I think this is in the process of happening.  Pretty much everyone I know who is in some way involved in 3D printing, be it on professional systems or as a hobbyist, is now deeply skeptical about Makerbot Industries -- and by extension: Stratasys.  You could not give away a fifth gen Makerbot to most of the people in the know.  (I know, I just asked a hackerspace if they wanted one of our fifth gens and they didn't even want to waste space on it).
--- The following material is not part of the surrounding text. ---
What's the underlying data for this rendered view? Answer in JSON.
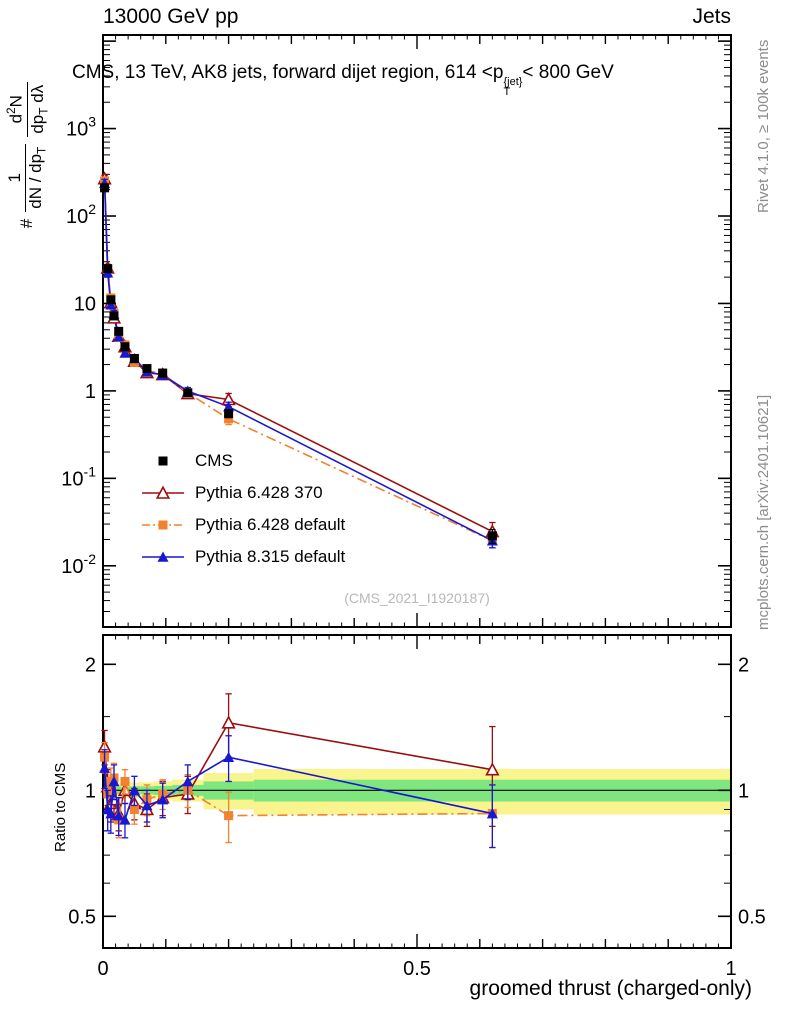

One way they could resolve this would be to offer ALL their fifth gen customers to trade in their product for Replicator 2 printers, which are actually pretty good machines.  Another way they could deal with this is to a) provide multiple extruders with each printer (including the ones they have already sold), and b) just allow people to service them themselves and make sure the spare parts and instructions on how to service them are available.  Of course, this won't fix the host of other problems the machines have, but it would be a show of good faith from Makerbot Industries.  

*Because right now, all people see is an arrogant company that has made a defective product and who are not ready to stand by it and who are not doing anything to fix the situation. Nobody wants to do business with a company that does not stand by their product.*


I'm still in the process of trying to work out how to get the Replicator 5 gen to work with Makerbot Industries and I have made quite an effort to allow them room to fix things, but I am not seeing convincing efforts from Makerbot's side.  I've held off blogging about my experiences thus far in order to give them a chance to put things in order,  but I've realized that I might be doing others a disservice by not reporting on my experiences as they unfold.

Either way I have been thinking about writing up a more comprehensive article and offer it to the membership magazine of one of the major engineering organizations in the country I live. Because I think that if people's first exposure to 3D printing leaves them with printers that are broken and which they cannot possibly fix themselves, that is going to turn a lot of people away from 3D printing.

----------


## wpilgrim

@bongodrum I agree with your post here, especially about makers and 3D print enthusiasts being turned off from the brand,  I don’t know a single person from these groups who is happy with MB’s current line up (plenty are happy with their gen 4’s and below, I am one). 

I think this goes even further though and quite frankly has more potential for harm.  Right now the people that I know of that are actually buying gen 5 machines are those that are new to 3D printing.  They know Makerbot, because let’s face it, it is certainly the biggest name in the consumer grade 3D printer world, and they have sat around long enough and finally have decided to invest their money in this technology.  And instead of getting the plug and play machine that they believed they were going to get, they get a machine that is already more complicated and presents more problems than 3D printing already presents.  So now they are turning away the next generation of adopters, because quite frankly they don’t know any better.  They believe they are paying top of the line dollars for a sound machine that is far from sound.

Also this is happening.




> but I've realized that I might be doing others a disservice by not reporting on my experiences as they unfold.


I know person after person who is “giving MB” a chance to make it right, I mean honestly who wouldn’t after spending that kind of money, but by not letting others know of the problems, we are allowing a crappy company to continue pulling the wool over the eyes of new adopters.  We need to get the message out there and THEN they will hopefully start to change.

----------


## JRDM

There's a lot of stories already out there, but people don't seem to investigate actual user experiences. They're out there, just waiting to be found.

And Make Magazine review doesn't mention these issues either.

----------


## Roxy

> http://www.tridimake.com/2014/06/do-...-printers.html    ......


In the article it says their following is starting to call them TakerBot!   They just take intellectual property from the community and give nothing back.

----------


## American 3D Printing

> I've held off blogging about my experiences thus far in order to give them a chance to put things in order,  but I've realized that I might be doing others a disservice by not reporting on my experiences as they unfold.
> 
> Either way I have been thinking about writing up a more comprehensive article and offer it to the membership magazine of one of the major engineering organizations in the country I live. Because I think that if people's first exposure to 3D printing leaves them with printers that are broken and which they cannot possibly fix themselves, that is going to turn a lot of people away from 3D printing.


I wrote a fairly comprehensive, fact-based and well-documented review of our own experiences with the 5th gen right here:

http://3dprintboard.com/showthread.p...ead-with-Rep-2 

With over 6,800 views, I'd guess somebody's reading it. Feel free to add your own experiences to that thread, or start a new one.

----------


## richardphat

Serve them right for screwing around with piss poor quality. At least, the 2x replicator and other decent printer are still saving them!

----------